The president of the International Criminal Tribunal for the former Yugoslavia (ICTY), Patrick Robinson, in Belgrade on Tuesday said that mechanisms will be kept in place to try ICTY fugitives Ratko Mladic and Goran Hadzic if they are not apprehended by the time the Hague-based tribunal closes down.
Reiterating that the UN Security Council has set up mechanisms for the continuation of the work of the ICTY even after its official mandate expires, Robinson told a news conference that he shared the concern of the ICTY chief prosecutor Serge Brammertz that Mladic and Hadzic were still at large and hope that they would be arrested and brought to justice.
Asked if in his opinion the European Union should exert additional pressure on Serbia to locate and arrest Mladic and Hodzic, Robinson said the issue of Serbia's cooperation with the Hague tribunal should be directed at the prosecutor Brammertz and his office.

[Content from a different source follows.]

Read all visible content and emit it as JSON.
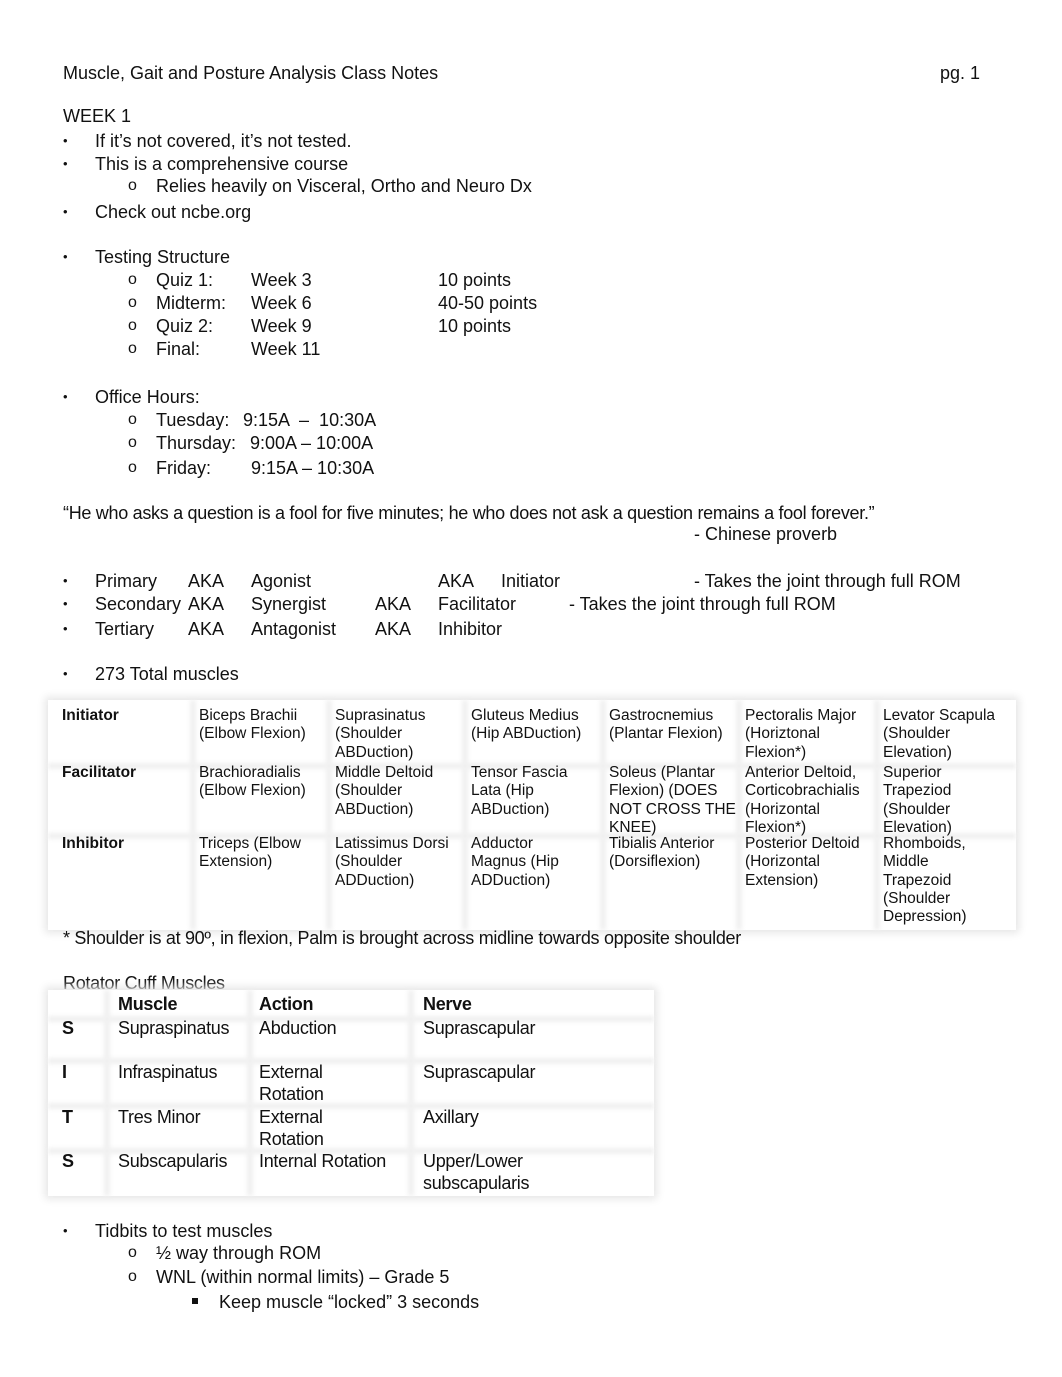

It is of critical importance for peace and the rule of law to make national justice systems in former Yugoslav countries able to prosecute war crimes cases, said Robinson, launching an EU-funded project aimed at helping national judiciaries in the Balkan region deal with war crimes cases.

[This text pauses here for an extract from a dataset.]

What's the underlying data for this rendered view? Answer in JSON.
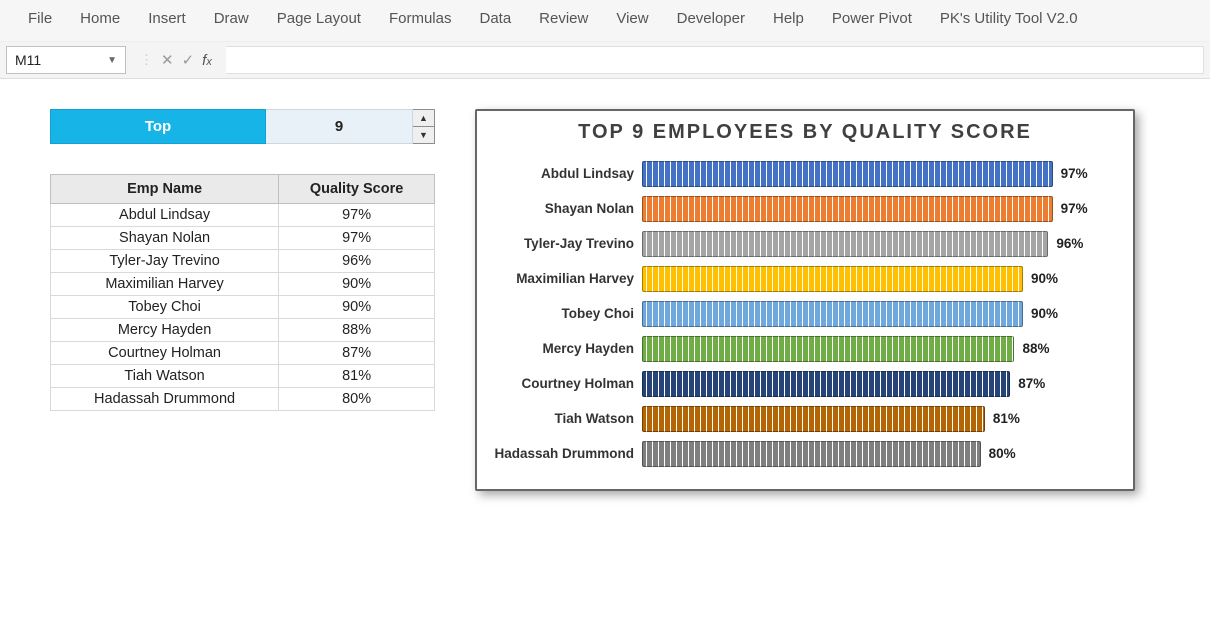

Robinson says "the completion of its work, the tribunal's work, lies in the continuation of that work by national judiciaries."

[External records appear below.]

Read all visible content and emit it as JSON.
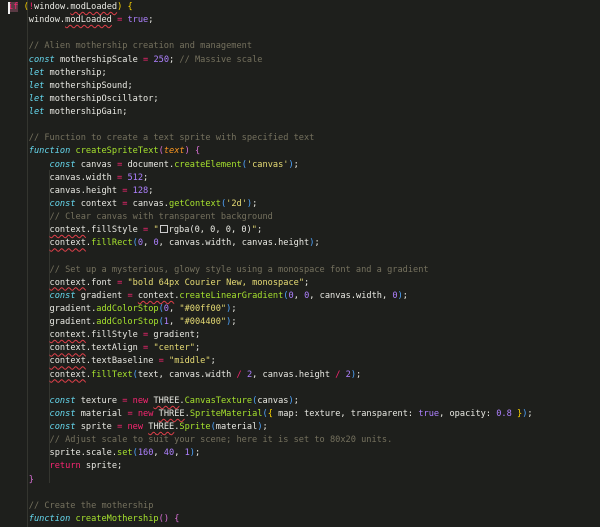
{
  "editor": {
    "language": "javascript",
    "lines": [
      [
        "hl|if",
        "p| ",
        "b1|(",
        "op|!",
        "p|window.",
        "sq|modLoaded",
        "b1|)",
        "p| ",
        "b1|{"
      ],
      [
        "p|    window.",
        "sq|modLoaded",
        "p| ",
        "op|=",
        "p| ",
        "num|true",
        "p|;"
      ],
      [],
      [
        "cm|    // Alien mothership creation and management"
      ],
      [
        "p|    ",
        "kw|const",
        "p| mothershipScale ",
        "op|=",
        "p| ",
        "num|250",
        "p|; ",
        "cm|// Massive scale"
      ],
      [
        "p|    ",
        "kw|let",
        "p| mothership;"
      ],
      [
        "p|    ",
        "kw|let",
        "p| mothershipSound;"
      ],
      [
        "p|    ",
        "kw|let",
        "p| mothershipOscillator;"
      ],
      [
        "p|    ",
        "kw|let",
        "p| mothershipGain;"
      ],
      [],
      [
        "cm|    // Function to create a text sprite with specified text"
      ],
      [
        "p|    ",
        "kw|function",
        "p| ",
        "fn|createSpriteText",
        "b2|(",
        "par|text",
        "b2|)",
        "p| ",
        "b2|{"
      ],
      [
        "p|        ",
        "kw|const",
        "p| canvas ",
        "op|=",
        "p| document.",
        "fn|createElement",
        "b3|(",
        "str|'canvas'",
        "b3|)",
        "p|;"
      ],
      [
        "p|        canvas.width ",
        "op|=",
        "p| ",
        "num|512",
        "p|;"
      ],
      [
        "p|        canvas.height ",
        "op|=",
        "p| ",
        "num|128",
        "p|;"
      ],
      [
        "p|        ",
        "kw|const",
        "p| context ",
        "op|=",
        "p| canvas.",
        "fn|getContext",
        "b3|(",
        "str|'2d'",
        "b3|)",
        "p|;"
      ],
      [
        "cm|        // Clear canvas with transparent background"
      ],
      [
        "p|        ",
        "sq|context",
        "p|.fillStyle ",
        "op|=",
        "p| ",
        "str|\"",
        "sw|",
        "p|rgba(0, 0, 0, 0)",
        "str|\"",
        "p|;"
      ],
      [
        "p|        ",
        "sq|context",
        "p|.",
        "fn|fillRect",
        "b3|(",
        "num|0",
        "p|, ",
        "num|0",
        "p|, canvas.width, canvas.height",
        "b3|)",
        "p|;"
      ],
      [],
      [
        "cm|        // Set up a mysterious, glowy style using a monospace font and a gradient"
      ],
      [
        "p|        ",
        "sq|context",
        "p|.font ",
        "op|=",
        "p| ",
        "str|\"bold 64px Courier New, monospace\"",
        "p|;"
      ],
      [
        "p|        ",
        "kw|const",
        "p| gradient ",
        "op|=",
        "p| ",
        "sq|context",
        "p|.",
        "fn|createLinearGradient",
        "b3|(",
        "num|0",
        "p|, ",
        "num|0",
        "p|, canvas.width, ",
        "num|0",
        "b3|)",
        "p|;"
      ],
      [
        "p|        gradient.",
        "fn|addColorStop",
        "b3|(",
        "num|0",
        "p|, ",
        "str|\"#00ff00\"",
        "b3|)",
        "p|;"
      ],
      [
        "p|        gradient.",
        "fn|addColorStop",
        "b3|(",
        "num|1",
        "p|, ",
        "str|\"#004400\"",
        "b3|)",
        "p|;"
      ],
      [
        "p|        ",
        "sq|context",
        "p|.fillStyle ",
        "op|=",
        "p| gradient;"
      ],
      [
        "p|        ",
        "sq|context",
        "p|.textAlign ",
        "op|=",
        "p| ",
        "str|\"center\"",
        "p|;"
      ],
      [
        "p|        ",
        "sq|context",
        "p|.textBaseline ",
        "op|=",
        "p| ",
        "str|\"middle\"",
        "p|;"
      ],
      [
        "p|        ",
        "sq|context",
        "p|.",
        "fn|fillText",
        "b3|(",
        "p|text, canvas.width ",
        "op|/",
        "p| ",
        "num|2",
        "p|, canvas.height ",
        "op|/",
        "p| ",
        "num|2",
        "b3|)",
        "p|;"
      ],
      [],
      [
        "p|        ",
        "kw|const",
        "p| texture ",
        "op|=",
        "p| ",
        "st|new",
        "p| ",
        "sq|THREE",
        "p|.",
        "fn|CanvasTexture",
        "b3|(",
        "p|canvas",
        "b3|)",
        "p|;"
      ],
      [
        "p|        ",
        "kw|const",
        "p| material ",
        "op|=",
        "p| ",
        "st|new",
        "p| ",
        "sq|THREE",
        "p|.",
        "fn|SpriteMaterial",
        "b3|(",
        "b1|{",
        "p| map: texture, transparent: ",
        "num|true",
        "p|, opacity: ",
        "num|0.8",
        "p| ",
        "b1|}",
        "b3|)",
        "p|;"
      ],
      [
        "p|        ",
        "kw|const",
        "p| sprite ",
        "op|=",
        "p| ",
        "st|new",
        "p| ",
        "sq|THREE",
        "p|.",
        "fn|Sprite",
        "b3|(",
        "p|material",
        "b3|)",
        "p|;"
      ],
      [
        "cm|        // Adjust scale to suit your scene; here it is set to 80x20 units."
      ],
      [
        "p|        sprite.scale.",
        "fn|set",
        "b3|(",
        "num|160",
        "p|, ",
        "num|40",
        "p|, ",
        "num|1",
        "b3|)",
        "p|;"
      ],
      [
        "p|        ",
        "st|return",
        "p| sprite;"
      ],
      [
        "p|    ",
        "b2|}"
      ],
      [],
      [
        "cm|    // Create the mothership"
      ],
      [
        "p|    ",
        "kw|function",
        "p| ",
        "fn|createMothership",
        "b2|(",
        "b2|)",
        "p| ",
        "b2|{"
      ]
    ]
  }
}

Serbian war crimes prosecutor Vladimir Vukcevic said Serbia, more than anyone, is interested in seeing Mladic and Hadzic be brought to justice. "We are exposed to political, economic and moral condemnations because of two men. We did not deserve this which is why we want to see them in the Hague as soon as possible," Vukcevic said.
The EU-funded project aimed at helping national judiciaries in the Balkan region deal with war crimes cases. is worth EUR 4 million.
The tribunal was set up in 1993 by the U.N. Security Council.